A state tax reform measure that would cap itemized deductions at 2.5 times the standard deduction has picked up quite a bit of steam in the Legislature. And right on cue, here comes the Flynn Center’s John Killacky to sound the alarm: limiting itemized deductions “could have dire… consequences for Vermont’s nonprofits.”

tiny violinAwwwwwwwwwwwwww.

Pardon me if my heart doesn’t bleed. What he’s saying is that we have to let our wealthiest keep a whole lot of their money in hopes that they’ll give bits of it to charity. It’s a very inefficient way to encourage philanthropy, especially in a day when our regulation of “nonprofits” is so lax, it’s laughable.

Just one example. The Koch Brothers, and many of their fellow megawealthy conservatives, don’t actually donate much to political parties or candidates.

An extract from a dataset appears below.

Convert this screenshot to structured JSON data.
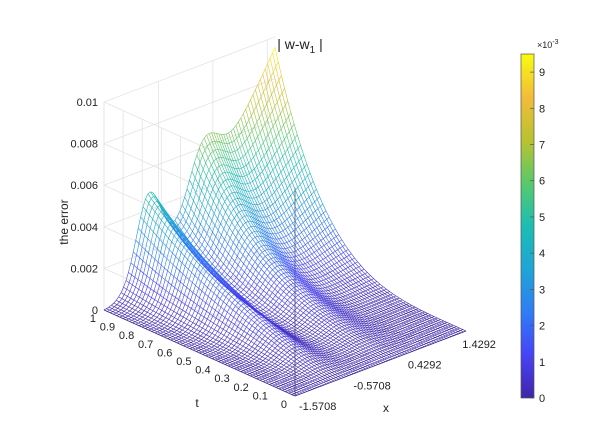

No, they set up networks of nonprofit organizations with “educational” missions and — wowee! — promote their ideology while simultaneously pocketing huge tax savings. Yeah, we’re subsidizing conservative propaganda. Feels good, doesn’t it?

(We’re also subsidizing a fair bit of liberal propaganda. The Vermont Workers’ Center has become a very well-funded organization thanks to dozens of annual gifts from nonprofit foundations, many of them set up by wealthy individuals. Its biggest donor is the Ben & Jerry Foundation. I’m not equating the Vermont Workers’ Center with the Koch Brothers, but they both sail along on a rising tide of tax-deductible contributions.)

Back to Vermont. Killacky cites a survey that shows “67 percent of people interviewed confirmed that a decrease in income tax deductions would cause them to contribute less.”

Perhaps. I’d like to see how the study was conducted and how the questions were worded. But even if it’s legit, it should have little to no impact on Vermont’s debate over itemized deductions.

That’s because the big kahuna is the federal deduction. A change in Vermont law would have no effect on that far larger tax benefit. There would still be abundant incentive to contribute.

Killacky also fails to mention that Vermont’s current tax rules for the wealthy are among the most generous in the nation. If we put a cap on deductions, we’d no longer be an outlier in our generosity to our wealthiest citizens, but we’d still be plenty generous.

The scare tactics are entirely out of proportion to the real situation. I can understand why Killacky feels obligated to scurry to the defense of his fat-cat donors, but his arguments are unconvincing.